Le narrateur est un jeune homme tchèque, grand amateur de jazz. (En fait, c'est Danny Smiricky, l'alter ego de Josef Skvorecky).
Dans la 1re intitulée « le saxophone basse », on est en pleine occupation allemande.
Un orchestre allemand itinérant doit jouer devant des nazis et leurs épouses à Kostelec, en Bohème (à Nachod en réalité, la ville où est né Josef Skvorecky).
Mais pour se produire en soirée devant ce public, il manque un musicien sachant jouer du saxophone basse. Ce jeune tchèque, Danny, sait jouer du saxo et est fasciné par ce gros instrument à vent.

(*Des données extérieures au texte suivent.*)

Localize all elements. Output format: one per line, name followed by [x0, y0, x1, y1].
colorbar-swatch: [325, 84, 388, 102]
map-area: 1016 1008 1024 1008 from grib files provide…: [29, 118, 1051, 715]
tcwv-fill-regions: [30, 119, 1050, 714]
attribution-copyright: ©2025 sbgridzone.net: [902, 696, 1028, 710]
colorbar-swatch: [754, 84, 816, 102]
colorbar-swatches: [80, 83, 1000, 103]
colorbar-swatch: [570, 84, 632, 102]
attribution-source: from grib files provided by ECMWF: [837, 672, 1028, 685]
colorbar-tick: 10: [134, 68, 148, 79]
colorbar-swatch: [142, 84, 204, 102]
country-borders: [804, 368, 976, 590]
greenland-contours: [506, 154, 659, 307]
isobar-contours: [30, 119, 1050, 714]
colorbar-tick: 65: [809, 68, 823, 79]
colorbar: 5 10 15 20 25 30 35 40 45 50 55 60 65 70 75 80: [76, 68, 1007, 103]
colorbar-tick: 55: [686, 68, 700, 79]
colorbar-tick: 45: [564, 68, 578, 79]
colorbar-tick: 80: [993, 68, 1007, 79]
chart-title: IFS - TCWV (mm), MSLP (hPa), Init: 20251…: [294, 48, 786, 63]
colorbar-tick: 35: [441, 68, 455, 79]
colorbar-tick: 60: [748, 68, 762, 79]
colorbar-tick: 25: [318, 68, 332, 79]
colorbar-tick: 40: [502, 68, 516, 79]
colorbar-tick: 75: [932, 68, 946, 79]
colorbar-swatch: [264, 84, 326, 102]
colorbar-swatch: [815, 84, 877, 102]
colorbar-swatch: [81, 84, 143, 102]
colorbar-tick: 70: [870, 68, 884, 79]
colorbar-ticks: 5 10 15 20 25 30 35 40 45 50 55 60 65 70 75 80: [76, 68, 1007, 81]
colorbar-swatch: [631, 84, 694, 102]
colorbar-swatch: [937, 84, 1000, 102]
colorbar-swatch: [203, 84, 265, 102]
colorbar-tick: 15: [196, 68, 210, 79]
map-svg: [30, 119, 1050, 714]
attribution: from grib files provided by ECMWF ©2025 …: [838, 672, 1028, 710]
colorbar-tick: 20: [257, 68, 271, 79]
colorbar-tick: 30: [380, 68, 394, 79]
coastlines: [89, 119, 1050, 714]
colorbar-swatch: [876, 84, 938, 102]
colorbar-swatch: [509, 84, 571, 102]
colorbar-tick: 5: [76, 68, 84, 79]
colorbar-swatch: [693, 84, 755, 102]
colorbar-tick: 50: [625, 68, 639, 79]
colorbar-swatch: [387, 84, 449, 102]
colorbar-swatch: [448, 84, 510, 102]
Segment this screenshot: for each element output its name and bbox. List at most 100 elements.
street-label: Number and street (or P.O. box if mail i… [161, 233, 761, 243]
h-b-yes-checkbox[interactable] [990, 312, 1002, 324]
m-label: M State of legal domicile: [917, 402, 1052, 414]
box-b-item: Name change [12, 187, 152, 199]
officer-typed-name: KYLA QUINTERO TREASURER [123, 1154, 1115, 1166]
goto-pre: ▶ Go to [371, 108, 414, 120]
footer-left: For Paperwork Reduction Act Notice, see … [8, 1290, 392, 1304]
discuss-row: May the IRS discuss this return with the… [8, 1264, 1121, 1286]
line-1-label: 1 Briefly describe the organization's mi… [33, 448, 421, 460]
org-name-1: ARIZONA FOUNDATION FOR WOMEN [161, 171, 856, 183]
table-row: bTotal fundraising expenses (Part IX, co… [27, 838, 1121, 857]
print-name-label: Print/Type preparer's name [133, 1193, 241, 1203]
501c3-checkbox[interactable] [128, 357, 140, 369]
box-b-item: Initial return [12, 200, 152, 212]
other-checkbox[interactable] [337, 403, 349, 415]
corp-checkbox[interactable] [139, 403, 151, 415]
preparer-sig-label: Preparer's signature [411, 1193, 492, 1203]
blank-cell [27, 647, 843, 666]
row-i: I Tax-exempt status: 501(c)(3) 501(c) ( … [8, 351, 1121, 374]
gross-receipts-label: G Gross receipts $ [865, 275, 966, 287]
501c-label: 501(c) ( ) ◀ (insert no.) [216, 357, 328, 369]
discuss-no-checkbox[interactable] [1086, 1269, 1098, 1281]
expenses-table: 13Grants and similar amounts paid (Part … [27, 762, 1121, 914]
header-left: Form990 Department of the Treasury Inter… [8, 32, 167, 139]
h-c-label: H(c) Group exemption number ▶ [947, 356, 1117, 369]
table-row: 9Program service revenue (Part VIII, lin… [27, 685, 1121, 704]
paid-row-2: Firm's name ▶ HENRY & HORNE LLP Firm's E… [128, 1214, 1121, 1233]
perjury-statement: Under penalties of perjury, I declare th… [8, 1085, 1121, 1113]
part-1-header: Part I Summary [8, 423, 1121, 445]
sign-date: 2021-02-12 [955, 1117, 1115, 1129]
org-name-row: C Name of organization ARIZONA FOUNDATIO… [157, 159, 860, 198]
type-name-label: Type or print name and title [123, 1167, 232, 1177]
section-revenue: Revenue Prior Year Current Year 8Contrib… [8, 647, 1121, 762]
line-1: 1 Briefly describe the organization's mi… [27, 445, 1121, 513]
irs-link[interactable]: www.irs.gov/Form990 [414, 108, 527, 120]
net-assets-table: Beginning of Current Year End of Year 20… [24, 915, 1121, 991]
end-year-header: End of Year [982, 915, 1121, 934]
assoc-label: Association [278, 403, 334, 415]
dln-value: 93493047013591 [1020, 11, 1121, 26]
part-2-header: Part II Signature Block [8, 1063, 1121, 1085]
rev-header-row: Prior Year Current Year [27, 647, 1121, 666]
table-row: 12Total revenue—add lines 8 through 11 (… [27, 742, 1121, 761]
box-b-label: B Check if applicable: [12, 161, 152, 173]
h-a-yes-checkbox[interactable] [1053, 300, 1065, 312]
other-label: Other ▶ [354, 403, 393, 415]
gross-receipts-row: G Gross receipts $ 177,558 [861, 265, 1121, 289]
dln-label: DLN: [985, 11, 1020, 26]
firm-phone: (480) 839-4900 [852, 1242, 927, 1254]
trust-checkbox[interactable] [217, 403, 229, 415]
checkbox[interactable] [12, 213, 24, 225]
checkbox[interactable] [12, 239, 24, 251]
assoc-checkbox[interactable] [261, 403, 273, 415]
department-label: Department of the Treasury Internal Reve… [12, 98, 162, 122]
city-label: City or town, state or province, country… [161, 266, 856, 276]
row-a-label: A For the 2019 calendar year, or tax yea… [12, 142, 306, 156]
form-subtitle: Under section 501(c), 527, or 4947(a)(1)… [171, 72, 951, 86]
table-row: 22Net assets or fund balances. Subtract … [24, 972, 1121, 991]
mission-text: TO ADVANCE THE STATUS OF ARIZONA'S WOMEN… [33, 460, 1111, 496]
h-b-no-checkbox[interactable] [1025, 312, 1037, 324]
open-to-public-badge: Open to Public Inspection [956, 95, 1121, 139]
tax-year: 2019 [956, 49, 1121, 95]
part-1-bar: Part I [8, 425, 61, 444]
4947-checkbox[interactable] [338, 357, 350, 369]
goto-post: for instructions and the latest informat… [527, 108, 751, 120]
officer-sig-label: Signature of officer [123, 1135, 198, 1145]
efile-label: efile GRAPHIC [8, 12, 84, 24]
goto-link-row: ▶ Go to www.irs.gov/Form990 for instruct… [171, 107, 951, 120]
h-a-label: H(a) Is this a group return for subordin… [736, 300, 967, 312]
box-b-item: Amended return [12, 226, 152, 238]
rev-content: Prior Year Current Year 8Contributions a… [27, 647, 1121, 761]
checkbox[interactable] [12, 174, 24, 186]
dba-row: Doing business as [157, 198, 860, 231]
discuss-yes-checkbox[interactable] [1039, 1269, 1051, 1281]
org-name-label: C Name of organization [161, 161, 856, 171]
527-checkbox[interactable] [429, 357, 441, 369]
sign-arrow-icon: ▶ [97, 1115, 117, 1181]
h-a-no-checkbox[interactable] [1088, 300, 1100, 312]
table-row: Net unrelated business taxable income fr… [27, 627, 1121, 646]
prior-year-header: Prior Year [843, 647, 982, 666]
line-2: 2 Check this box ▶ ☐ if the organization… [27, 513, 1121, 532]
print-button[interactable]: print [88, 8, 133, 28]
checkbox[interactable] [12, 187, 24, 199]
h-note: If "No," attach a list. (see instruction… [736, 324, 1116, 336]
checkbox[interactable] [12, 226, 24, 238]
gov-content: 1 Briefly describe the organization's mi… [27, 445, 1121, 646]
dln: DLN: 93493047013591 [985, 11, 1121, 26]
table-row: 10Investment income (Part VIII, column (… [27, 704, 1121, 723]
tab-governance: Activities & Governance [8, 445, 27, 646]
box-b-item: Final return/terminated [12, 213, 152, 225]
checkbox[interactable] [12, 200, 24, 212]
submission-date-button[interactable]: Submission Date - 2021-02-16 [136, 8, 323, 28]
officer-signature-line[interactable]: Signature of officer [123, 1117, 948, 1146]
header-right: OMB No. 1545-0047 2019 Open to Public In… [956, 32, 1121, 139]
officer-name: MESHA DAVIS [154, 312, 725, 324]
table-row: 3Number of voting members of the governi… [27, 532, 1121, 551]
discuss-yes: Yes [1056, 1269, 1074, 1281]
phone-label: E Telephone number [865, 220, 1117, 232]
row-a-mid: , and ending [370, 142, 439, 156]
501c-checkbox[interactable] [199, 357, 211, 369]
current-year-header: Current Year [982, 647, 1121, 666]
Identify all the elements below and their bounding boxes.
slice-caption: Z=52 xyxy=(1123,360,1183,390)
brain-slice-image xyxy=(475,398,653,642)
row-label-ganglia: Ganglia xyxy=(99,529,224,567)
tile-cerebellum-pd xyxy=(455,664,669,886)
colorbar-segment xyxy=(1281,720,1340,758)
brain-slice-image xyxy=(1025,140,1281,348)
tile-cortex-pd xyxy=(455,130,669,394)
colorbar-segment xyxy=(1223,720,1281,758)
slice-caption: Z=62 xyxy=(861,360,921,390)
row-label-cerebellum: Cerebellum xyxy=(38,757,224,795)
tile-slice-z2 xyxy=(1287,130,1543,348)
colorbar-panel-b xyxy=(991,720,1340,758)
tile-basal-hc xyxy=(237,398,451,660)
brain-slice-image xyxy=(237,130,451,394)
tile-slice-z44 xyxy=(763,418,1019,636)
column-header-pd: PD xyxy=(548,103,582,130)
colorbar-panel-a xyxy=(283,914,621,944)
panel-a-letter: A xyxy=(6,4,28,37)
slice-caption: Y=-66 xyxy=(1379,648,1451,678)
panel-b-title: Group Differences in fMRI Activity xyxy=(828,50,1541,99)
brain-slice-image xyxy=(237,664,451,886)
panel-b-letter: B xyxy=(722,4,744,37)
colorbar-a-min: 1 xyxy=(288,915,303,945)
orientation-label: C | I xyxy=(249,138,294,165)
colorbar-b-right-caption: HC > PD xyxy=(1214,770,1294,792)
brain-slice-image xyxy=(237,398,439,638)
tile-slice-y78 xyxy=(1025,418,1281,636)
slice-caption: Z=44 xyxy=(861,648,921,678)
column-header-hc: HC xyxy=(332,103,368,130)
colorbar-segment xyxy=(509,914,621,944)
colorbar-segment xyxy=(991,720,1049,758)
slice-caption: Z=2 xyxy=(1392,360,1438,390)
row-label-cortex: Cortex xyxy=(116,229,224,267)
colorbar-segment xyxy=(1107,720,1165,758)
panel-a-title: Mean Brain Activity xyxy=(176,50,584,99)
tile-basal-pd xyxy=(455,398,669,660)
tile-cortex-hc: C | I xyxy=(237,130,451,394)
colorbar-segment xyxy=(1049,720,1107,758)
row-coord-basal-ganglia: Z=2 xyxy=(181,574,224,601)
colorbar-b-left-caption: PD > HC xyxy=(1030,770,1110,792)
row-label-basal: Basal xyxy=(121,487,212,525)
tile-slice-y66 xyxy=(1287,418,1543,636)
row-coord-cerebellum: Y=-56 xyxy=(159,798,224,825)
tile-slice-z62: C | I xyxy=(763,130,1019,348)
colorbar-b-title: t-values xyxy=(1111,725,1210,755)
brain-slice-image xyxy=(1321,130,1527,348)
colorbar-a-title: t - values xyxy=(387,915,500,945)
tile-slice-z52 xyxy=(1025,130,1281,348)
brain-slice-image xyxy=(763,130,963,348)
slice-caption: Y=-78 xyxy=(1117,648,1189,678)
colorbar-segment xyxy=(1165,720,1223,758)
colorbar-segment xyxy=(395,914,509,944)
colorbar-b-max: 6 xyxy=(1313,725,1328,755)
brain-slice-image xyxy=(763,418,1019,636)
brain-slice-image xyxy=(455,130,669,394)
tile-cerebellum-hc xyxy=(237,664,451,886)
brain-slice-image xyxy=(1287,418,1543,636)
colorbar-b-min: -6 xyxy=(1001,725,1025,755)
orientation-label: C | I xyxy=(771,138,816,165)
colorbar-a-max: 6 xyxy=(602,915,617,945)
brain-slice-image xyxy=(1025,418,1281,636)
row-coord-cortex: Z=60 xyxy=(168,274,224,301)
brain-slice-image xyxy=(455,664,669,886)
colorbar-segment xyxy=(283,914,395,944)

Il est littéralement embrigadé dans cet orchestre où les musiciens sont tous bizarres ! (« le pépère avec son costume d'ersatz et cet oeil qui avait dégringolé sur la joue, … la femme au visage de clown triste, oui, tout ce catalogue de deuil, de ruines, de lambeaux, le géant à la jambe de bois, le bossu aveugle, la fille aux ailes brisées de cygne blanc… »).
Il va se produire sur scène, mais le plus discrètement possible (en étant caché derrière les autres musiciens), car il a peur de ce qu'on va penser de lui, lui qui est tchèque et qui va jouer avec des allemands, pour des allemands qui occupent son pays !
Avec cette 1re nouvelle, on sent combien le narrateur souffre de la présence des nazis, et du climat de suspicion qui règne alors dans sa petite ville (« et partout ces yeux, les yeux de Kana et des Vladyka qui vous espionnent ; et les oreilles ; et les petits rapports ; et les fichiers ; »).
Et la musique de jazz des noirs américains qu'écoute Danny, est qualifiée d'indécente et provocatrice aux yeux du chef nazi qui commande à Kostelec !
Dans la 2e nouvelle, intitulée « Eve était nue », Danny raconte le coup de foudre qu'il a eu quand il avait 8 ans pour une petite fille de 6 ans ! Il se remémore le voyage du groupe scolaire qu'ils font en compagnie de leur institutrice, partis en train vers l'Italie fasciste de Mussolini, où ils croisent les Hitler-Jugend (Les jeunesses hitlériennes) !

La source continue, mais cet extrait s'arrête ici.